Sunday, June 20, 2010

Household Manual -children

What kind of parent are you?
Matt and I are strict with our kids, definitely not lax. I am the primary disciplinarian and he stands behind me in our parenting style. Matt and I both believe strongly in leading by example. Children learn by what you do, not what you say, so we want to be great examples in that way.

Being a parent means loving, encouraging, disciplining, correcting and training your kids to be productive people of character, integrity and honor. We are training our children while they are young to behave in a responsible, respectful manor and expect them to always approach everything with a happy heart.


Do you parent like you were parented?

In a nutshell, no.
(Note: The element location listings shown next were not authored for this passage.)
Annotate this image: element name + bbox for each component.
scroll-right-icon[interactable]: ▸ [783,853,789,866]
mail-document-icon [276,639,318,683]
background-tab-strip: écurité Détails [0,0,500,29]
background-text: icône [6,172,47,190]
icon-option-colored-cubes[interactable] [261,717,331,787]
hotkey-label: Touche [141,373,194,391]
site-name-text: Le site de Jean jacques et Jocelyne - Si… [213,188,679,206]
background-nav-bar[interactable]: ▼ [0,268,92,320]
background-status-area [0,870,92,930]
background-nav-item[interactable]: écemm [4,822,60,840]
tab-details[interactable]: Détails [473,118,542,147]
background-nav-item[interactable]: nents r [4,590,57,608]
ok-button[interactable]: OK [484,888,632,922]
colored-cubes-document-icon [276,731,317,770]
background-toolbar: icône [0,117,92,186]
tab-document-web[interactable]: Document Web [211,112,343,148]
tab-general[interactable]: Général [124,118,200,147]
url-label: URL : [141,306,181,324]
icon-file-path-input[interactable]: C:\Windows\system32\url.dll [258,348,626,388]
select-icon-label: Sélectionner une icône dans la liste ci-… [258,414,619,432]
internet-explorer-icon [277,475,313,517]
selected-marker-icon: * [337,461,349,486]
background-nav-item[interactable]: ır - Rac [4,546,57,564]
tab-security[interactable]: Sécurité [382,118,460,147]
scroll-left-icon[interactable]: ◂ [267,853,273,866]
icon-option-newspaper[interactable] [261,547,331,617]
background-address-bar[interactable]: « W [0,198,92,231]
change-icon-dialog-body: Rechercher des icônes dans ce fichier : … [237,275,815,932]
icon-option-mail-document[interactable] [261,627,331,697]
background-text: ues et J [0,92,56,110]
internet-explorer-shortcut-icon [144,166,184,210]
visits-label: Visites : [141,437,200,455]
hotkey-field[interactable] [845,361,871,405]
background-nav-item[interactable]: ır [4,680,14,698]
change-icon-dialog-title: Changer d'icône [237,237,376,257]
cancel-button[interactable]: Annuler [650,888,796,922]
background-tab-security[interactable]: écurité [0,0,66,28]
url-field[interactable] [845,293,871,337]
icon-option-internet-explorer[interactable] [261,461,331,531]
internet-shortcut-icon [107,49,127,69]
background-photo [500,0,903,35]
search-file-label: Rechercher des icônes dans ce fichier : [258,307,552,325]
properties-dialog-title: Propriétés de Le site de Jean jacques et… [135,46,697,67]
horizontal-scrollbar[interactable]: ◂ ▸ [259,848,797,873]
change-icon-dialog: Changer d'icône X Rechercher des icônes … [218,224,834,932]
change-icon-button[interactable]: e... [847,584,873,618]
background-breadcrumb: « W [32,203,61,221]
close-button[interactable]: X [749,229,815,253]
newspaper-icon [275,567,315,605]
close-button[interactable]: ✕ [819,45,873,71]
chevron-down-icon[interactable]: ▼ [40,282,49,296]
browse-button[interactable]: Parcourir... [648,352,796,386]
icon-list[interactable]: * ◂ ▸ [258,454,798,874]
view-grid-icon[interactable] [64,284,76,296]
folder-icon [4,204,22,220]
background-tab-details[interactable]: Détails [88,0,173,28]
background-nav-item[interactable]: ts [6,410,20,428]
I try to be like my mom in that she had an unlimited amount of patience, but she was far to lenient. My father although more rigid, was often a softy as well, and often not present to do the parenting.

Do you and your partner disagree about parenting?
Not really, we are most often on the same page when it comes to our children, and when we are uncertain, we discuss things first.

Are your children well behaved?
In comparison to most kids their age, YES. We do not tolerate bad behavior so we are training the children to obey us the first time we ask them to do something. They are still very young and we are constantly striving to ingrain in our children the importance of respect.

What are your hopes and dreams for your children?

I want my kids to always DREAM BIG and never settle. I want them to follow their passion, and manifest their destiny and make it a reality! I hope that Jonathan and Katrina each find what their unique gifts and talents and use them to realize their dreams. Then we would like them to pursue the things that they're uniquely great at, become some of the best in the world at their callings, and be very fulfilled in what they're doing.

What are your feelings about chores?

Everyone in the family is expected to do something to pitch in including the children. Matt and I believe that chores are very important for our kids to because they build character and train the kids with the necessary skills to be successful in their lives.

We have several different methods in place to keep the kids on track with chores. The best example we have is a marble jar. When the jar is filled the children get a choice out of three possibilities, - like going out to pizza or a special theme restaurant or park or earning a new toy– and once the kids have filled the jar and reached that goal we will take them out. They can earn marbles by helping out when called upon and they can earn extra marbles for obeying mommy and daddy the first time we ask them to do something.

Do you have house rules?
We have a lot of house rules and there are swift and immediate consequences if anyone breaks a house rule. There is no inappropriate language and absolutely no talking back. We are training our kids to do everything without arguing or complaining and always with a good attitude.

The biggest house rule is behaving respectfully to us and to each other. We do not tolerate disrespectful behavior in our home. We do not tolerate the children hitting each other or arguing among themselves or us. We expect them to be kind to everyone. They must always use their words to build people up and be encouraging in everything that comes out of their mouths. I am a big believer in positive reinforcement!

TV and Computer time is limited to 30 minutes dailyt. Too much time in front of the Television or Computer is not good for their brains and we would rather our kids using their imaginations. Matt and I don't want to raise little couch potatoes.

Another one of our rules is that everyone is expected to eat dinner together whether they are hungry or not. Matt and I also require the kids to read and rest for a minimum of 20 minutes a day. They also have to make sure and complete their morning and bedtime routines without complaining.

Do you discipline your children? How often and for what?

If our kids act up there are swift and immediate consequences. We punish the kids for lying, outright disobedience, disrespect and simple lack of cooperation. Our kids are expected to listen and obey the first time. I want them to learn at a young age the consequences of their choices.

Removal of privileges and freedoms is the biggest form of punishment in our home. We will separate the kids and cancel play dates. This usually works pretty well because they are both very social kids and do not like to be by themselves. We will also take away computer and TV privileges.

We have timed time outs (1 minute per year of life) to readjust their attitudes. This is usually based on being disrespectful, talking back or not obeying the first time Matt or I say something.

I believe that you need to let your children learn by the natural consequences of their actions. If our children make a decision, we try to let the consequences of that decision affect the outcome and they will learn from that in the process.

In order for the kids to be their very best everyday they need to be constantly trained to BE THEIR BEST! We want our children to achieve their callings in life and fulfill their true destinies. In order to achieve these it is important for Matt and I to firmly guide and direct them and point them towards their own natural talents and gifts.